La "compta" verte, mythe ou réalité ?
Publié par Camille George le | Mis à jour le
Arriver à faire apparaître comptablement les critères RSE, qui contribuent autant que les capitaux financiers à la performance de l'entreprise, implique de revoir non seulement les process comptables, mais également la logique même des modes de calcul actuels. Un enjeu à haute valeur ajoutée ?
En quelques années, le développement durable est devenu un véritable enjeu, porté par de plus en plus d'entreprises, bien au-delà d'un effet d'annonce. Mais si les actions en faveur d'une telle démarche sont aujourd'hui concrètes, elles sont encore peu mesurées ou mesurées en termes de dépenses et non de création de valeur. Comment, dès lors, intégrer ces critères à la comptabilité des entreprises ?

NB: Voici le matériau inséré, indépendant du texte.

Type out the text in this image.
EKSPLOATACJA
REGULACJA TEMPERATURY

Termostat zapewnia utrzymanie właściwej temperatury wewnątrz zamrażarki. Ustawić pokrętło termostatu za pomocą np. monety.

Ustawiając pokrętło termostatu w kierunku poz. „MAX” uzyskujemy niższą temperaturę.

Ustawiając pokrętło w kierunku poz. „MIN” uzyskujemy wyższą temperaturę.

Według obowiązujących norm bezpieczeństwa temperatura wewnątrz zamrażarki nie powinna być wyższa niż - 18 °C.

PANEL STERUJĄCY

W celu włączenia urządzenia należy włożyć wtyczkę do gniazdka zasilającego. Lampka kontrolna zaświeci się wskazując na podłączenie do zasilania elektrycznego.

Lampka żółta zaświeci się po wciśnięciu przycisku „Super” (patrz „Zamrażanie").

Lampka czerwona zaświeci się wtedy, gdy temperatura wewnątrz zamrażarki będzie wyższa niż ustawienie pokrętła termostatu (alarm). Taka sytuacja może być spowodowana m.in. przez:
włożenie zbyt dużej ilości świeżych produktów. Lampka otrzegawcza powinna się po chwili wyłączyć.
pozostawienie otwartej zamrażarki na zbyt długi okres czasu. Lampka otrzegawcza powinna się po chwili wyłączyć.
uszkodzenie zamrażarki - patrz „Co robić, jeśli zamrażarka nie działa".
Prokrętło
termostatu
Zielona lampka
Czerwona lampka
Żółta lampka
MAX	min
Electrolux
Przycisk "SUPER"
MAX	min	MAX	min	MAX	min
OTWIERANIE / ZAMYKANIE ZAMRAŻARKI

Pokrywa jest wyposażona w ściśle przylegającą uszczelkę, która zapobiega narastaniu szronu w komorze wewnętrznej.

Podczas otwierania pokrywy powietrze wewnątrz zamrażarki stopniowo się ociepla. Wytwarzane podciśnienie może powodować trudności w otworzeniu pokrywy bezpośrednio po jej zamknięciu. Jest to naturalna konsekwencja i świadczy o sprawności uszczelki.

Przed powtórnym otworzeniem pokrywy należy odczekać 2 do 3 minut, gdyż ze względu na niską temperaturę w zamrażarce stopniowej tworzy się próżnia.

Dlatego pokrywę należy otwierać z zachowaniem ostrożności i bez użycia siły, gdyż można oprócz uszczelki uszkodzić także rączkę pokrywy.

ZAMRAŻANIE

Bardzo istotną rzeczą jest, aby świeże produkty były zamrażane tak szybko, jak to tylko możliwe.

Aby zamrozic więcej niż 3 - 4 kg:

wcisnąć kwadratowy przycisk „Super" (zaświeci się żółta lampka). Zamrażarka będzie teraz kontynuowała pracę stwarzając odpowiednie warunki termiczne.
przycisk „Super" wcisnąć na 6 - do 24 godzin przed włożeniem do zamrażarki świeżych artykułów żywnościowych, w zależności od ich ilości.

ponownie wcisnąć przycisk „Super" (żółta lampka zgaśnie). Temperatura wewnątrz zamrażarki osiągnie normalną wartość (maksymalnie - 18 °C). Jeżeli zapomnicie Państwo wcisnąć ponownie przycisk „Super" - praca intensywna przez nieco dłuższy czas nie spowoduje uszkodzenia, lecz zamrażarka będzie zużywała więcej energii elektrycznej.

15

Le choix des outils de production, des prestataires, des méthodes de travail, les orientations RH, le choix des investissements et des investisseurs, tout peut être réfléchi sous l'angle durable ou responsable, selon les termes, conduisant les entreprises à mettre en place un modèle plus circulaire, plus vertueux. Le problème est que la valeur réellement apportée est bien souvent indirecte et, donc, difficilement quantifiable et intégrable dans les états financiers. La comptabilité telle qu'elle est produite aujourd'hui ne permet de rendre compte que des flux et pas des externalités. Et pourtant " la comptabilité est un rouage important de cette mécanique, et se doit d'être au service de la transition environnementale et sociale ", insistait Mohamed Laqhila, député des Bouches-du-Rhône, lors d'un colloque à l'Assemblée nationale sur l'intérêt et le rôle de la "comptabilité durable".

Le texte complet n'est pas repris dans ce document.